Let’s take a quick look at Yoshikaze as we enter 2016:
Yoshikaze has been on a tear. He first entered makuuchi division 10 years ago during hatsubasho 2006. Asashoryu was lone yokozuna, Kotooshu was shin-ozeki and a shin-sekiwake named Hakuho started his ozeki run with a dominant defeat over Asashoryu.
Obviously, a lot has happened in those 10 years. But for Yoshikaze, he went 5-10 in that first tournament and until last year mostly bounced around in the maegashira ranks. Even after his komusubi debut in 2014, he was in sanyaku briefly before rejoining the rank-and-filers after a 6-9 tournament.
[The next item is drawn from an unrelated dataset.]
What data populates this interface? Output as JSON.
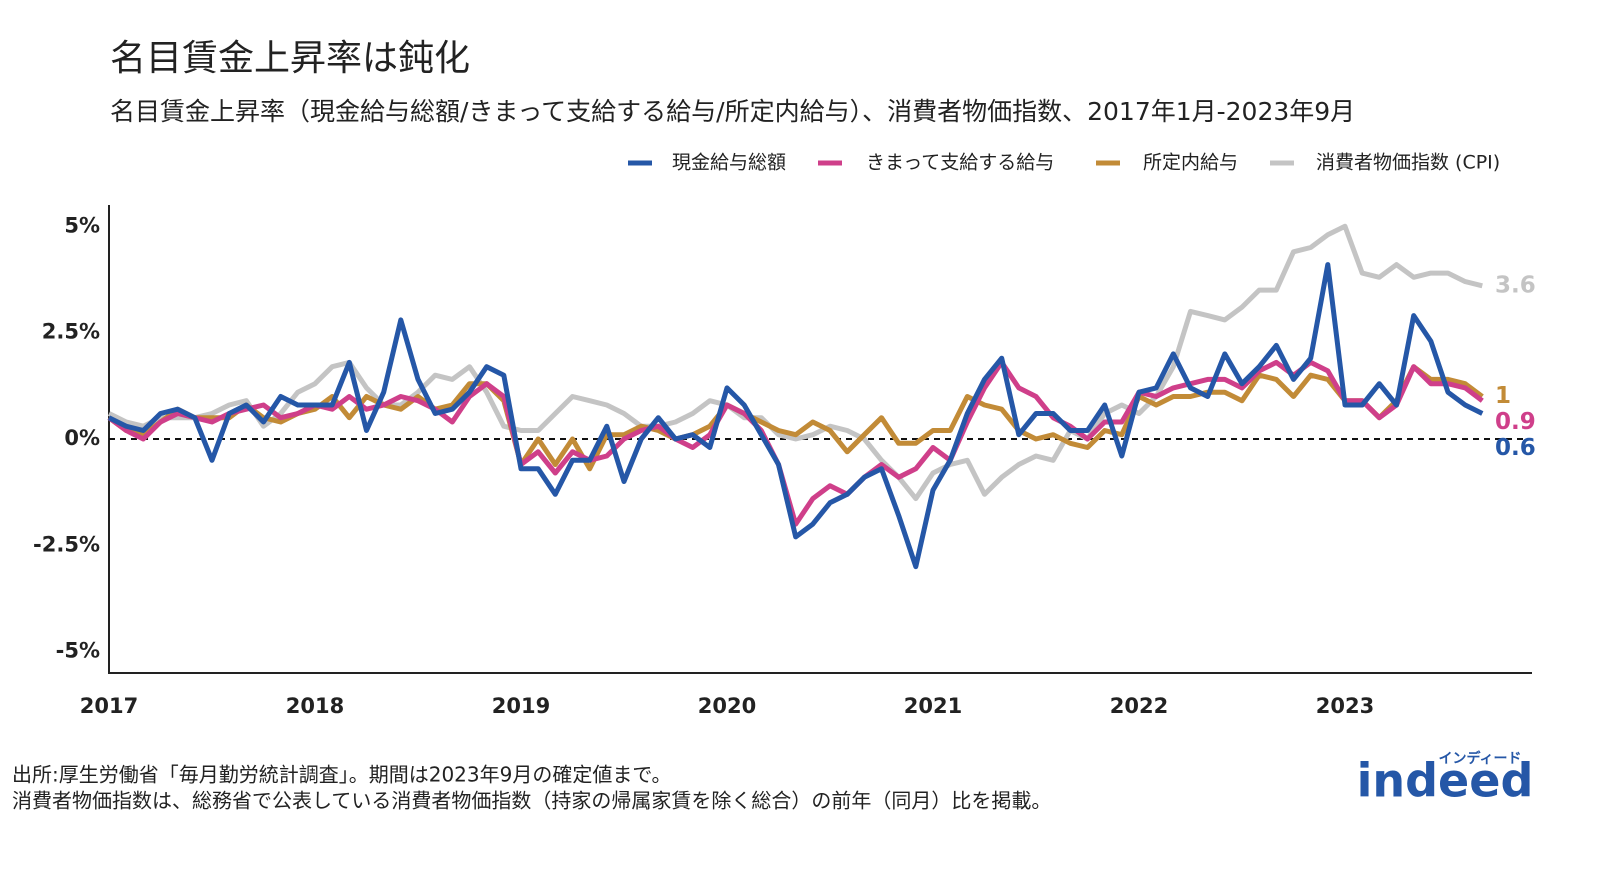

Three more makekoshi records had him starting 2015 at the rank of M11. In March, his 5-10 record dropped him down to M14. But from there, Yoshikaze has been on fire. He won at least 10 bouts in each of the next three tournaments, going 33-12. If he’d done that at his new sekiwake rank, obviously he’d be shin-ozeki. However, last tournament he squeaked by with an 8-7 record and garnered promotion due to Myogiryu’s dismal November.
So, what are his prospects? I don’t think anyone is really anticipating an ozeki run. His impressive tournaments came against low-ranked opponents sprinkled with legitimate upset victories over Harumafuji and Kakuryu, notably during the tournament that Kakuryu won. However, he’s got an impressive 10-7 record against ozeki opponents going back through 2014. It will be nice to have some stability among the lower rungs of the sanyaku.
I’m hoping that he, Tochiozan, and Tochinoshin perform well enough to at least maintain their ranks for most of the upcoming year. There will likely be some attrition among the ozeki with some demotions/retirements before we see another solid ozeki run. Then again, that’s why they play the game.